Brain Res. 2006 May 9;1088(1):93-100. doi: 10.1016/j.brainres.2006.03.005. Epub 2006 Apr 21.
Pb2+ is a common pollutant that causes a wide variety of detrimental effects on developing central nervous system, including cognitive deficit. However, the mechanisms of Pb2+ neurotoxicity remain to be elucidated. GABAergic synaptic transmission in hippocampus is implicated in learning and memory. In the present study, we examined the effects of Pb2+ on GABA(A)-receptor-mediated inhibitory postsynaptic currents (IPSCs), recorded on CA1 pyramidal neurons in rat hippocampal slices, using whole-cell patch clamp recording. Pb2+ significantly inhibited the peak amplitude of evoked IPSCs and increased paired pulse ratio. In addition, Pb2+ (2-50 microM) significantly diminished the frequency of spontaneous IPSCs in a concentration-dependent manner with an IC(50) of 7.56 microM, without changing the amplitude of spontaneous IPSCs. However, Pb2+ (10 microM) did not alter the frequency and amplitude of miniature IPSCs.

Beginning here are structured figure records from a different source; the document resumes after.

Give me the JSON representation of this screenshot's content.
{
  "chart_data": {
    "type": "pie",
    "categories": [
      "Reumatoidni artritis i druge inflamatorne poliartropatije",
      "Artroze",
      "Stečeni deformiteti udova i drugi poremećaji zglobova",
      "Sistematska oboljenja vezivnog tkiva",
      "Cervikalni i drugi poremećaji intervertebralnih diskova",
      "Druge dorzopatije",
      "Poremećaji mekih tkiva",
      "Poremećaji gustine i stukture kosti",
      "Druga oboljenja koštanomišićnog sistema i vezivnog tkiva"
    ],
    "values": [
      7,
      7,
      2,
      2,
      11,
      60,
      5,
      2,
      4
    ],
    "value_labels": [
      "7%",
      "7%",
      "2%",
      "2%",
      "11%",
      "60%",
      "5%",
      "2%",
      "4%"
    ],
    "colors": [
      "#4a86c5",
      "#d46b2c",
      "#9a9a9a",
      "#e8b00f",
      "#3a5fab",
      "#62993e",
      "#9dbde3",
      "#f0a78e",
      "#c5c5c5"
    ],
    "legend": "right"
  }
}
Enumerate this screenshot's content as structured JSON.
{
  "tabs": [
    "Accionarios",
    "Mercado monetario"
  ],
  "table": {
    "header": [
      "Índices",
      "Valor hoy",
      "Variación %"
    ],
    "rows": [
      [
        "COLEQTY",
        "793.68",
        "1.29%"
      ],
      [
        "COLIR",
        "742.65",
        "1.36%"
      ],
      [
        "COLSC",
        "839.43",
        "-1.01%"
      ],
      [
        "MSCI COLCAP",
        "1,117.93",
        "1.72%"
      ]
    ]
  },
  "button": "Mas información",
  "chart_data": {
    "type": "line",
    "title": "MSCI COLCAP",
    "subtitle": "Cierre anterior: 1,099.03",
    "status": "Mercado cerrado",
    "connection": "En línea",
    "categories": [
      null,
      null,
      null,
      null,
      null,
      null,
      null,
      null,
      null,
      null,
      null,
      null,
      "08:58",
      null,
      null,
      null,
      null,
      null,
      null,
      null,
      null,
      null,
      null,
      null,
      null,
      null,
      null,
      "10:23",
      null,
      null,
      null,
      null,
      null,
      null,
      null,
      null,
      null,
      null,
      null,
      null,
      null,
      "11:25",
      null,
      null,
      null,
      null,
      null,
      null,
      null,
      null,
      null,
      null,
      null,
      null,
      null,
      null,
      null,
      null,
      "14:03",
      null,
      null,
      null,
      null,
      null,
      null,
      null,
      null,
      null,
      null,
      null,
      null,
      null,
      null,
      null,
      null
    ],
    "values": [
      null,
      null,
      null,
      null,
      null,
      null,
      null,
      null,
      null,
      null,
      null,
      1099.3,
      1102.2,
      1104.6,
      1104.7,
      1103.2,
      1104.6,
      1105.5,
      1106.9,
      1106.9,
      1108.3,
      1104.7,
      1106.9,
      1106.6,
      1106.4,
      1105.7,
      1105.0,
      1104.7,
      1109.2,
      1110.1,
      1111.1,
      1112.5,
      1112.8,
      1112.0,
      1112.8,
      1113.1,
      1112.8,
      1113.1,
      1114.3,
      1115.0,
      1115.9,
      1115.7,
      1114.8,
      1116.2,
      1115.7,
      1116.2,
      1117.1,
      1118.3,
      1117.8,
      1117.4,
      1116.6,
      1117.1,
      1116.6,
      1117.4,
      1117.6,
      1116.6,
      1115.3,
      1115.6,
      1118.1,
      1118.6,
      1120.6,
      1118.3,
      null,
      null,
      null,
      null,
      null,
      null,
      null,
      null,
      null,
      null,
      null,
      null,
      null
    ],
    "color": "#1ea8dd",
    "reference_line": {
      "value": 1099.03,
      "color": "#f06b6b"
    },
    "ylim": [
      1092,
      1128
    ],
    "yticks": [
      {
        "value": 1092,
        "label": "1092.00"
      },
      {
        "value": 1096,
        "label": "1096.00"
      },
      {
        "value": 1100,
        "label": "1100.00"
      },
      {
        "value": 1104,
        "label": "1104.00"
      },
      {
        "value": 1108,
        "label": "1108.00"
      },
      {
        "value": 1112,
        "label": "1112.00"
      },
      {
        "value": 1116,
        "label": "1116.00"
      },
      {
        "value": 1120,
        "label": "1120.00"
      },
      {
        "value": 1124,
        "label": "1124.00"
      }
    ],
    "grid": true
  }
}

It was indicated that Pb2+ impaired GABAergic synaptic transmission via a presynaptic mechanism, inhibiting action potential-dependent GABA release. Interestingly, the inhibition of spontaneous IPSC frequency induced by 10 microM Pb2+ was significantly attenuated either in the presence of 100 muM Cd2+ or in a low-calcium (0.5 mM) bath. It suggested the involvement of voltage-gated calcium channels (VGCC) in Pb2+'s inhibition of GABA release. This study provided electrophysiological evidence from developing hippocampal slices to support that Pb2+ inhibited action potential-dependent GABA release by inhibiting presynaptic VGCC, which might be a mechanism for Pb2+ -induced cognitive deficit.
铅离子(Pb2+)是一种常见污染物,会对发育中的中枢神经系统造成多种有害影响,包括认知缺陷。然而,Pb2+神经毒性的机制仍有待阐明。海马体中的γ-氨基丁酸(GABA)能突触传递与学习和记忆有关。在本研究中,我们使用全细胞膜片钳记录技术,检测了Pb2+对大鼠海马切片CA1锥体神经元上GABA(A)受体介导的抑制性突触后电流(IPSCs)的影响。Pb2+显著抑制诱发IPSCs的峰值幅度,并增加配对脉冲比率。此外,Pb2+(2 - 50微摩尔)以浓度依赖的方式显著降低自发IPSCs的频率,半数抑制浓度(IC50)为7.56微摩尔,而不改变自发IPSCs的幅度。然而,Pb2+(10微摩尔)并未改变微小IPSCs的频率和幅度。结果表明,Pb2+通过突触前机制损害GABA能突触传递,抑制动作电位依赖性GABA释放。有趣的是,在存在100微摩尔镉离子(Cd2+)或低钙(0.5毫摩尔)浴液的情况下,10微摩尔Pb2+诱导的自发IPSC频率抑制作用显著减弱。这表明电压门控钙通道(VGCC)参与了Pb2+对GABA释放的抑制作用。本研究提供了来自发育中海马切片的电生理证据,支持Pb2+通过抑制突触前VGCC抑制动作电位依赖性GABA释放,这可能是Pb2+诱导认知缺陷的一种机制。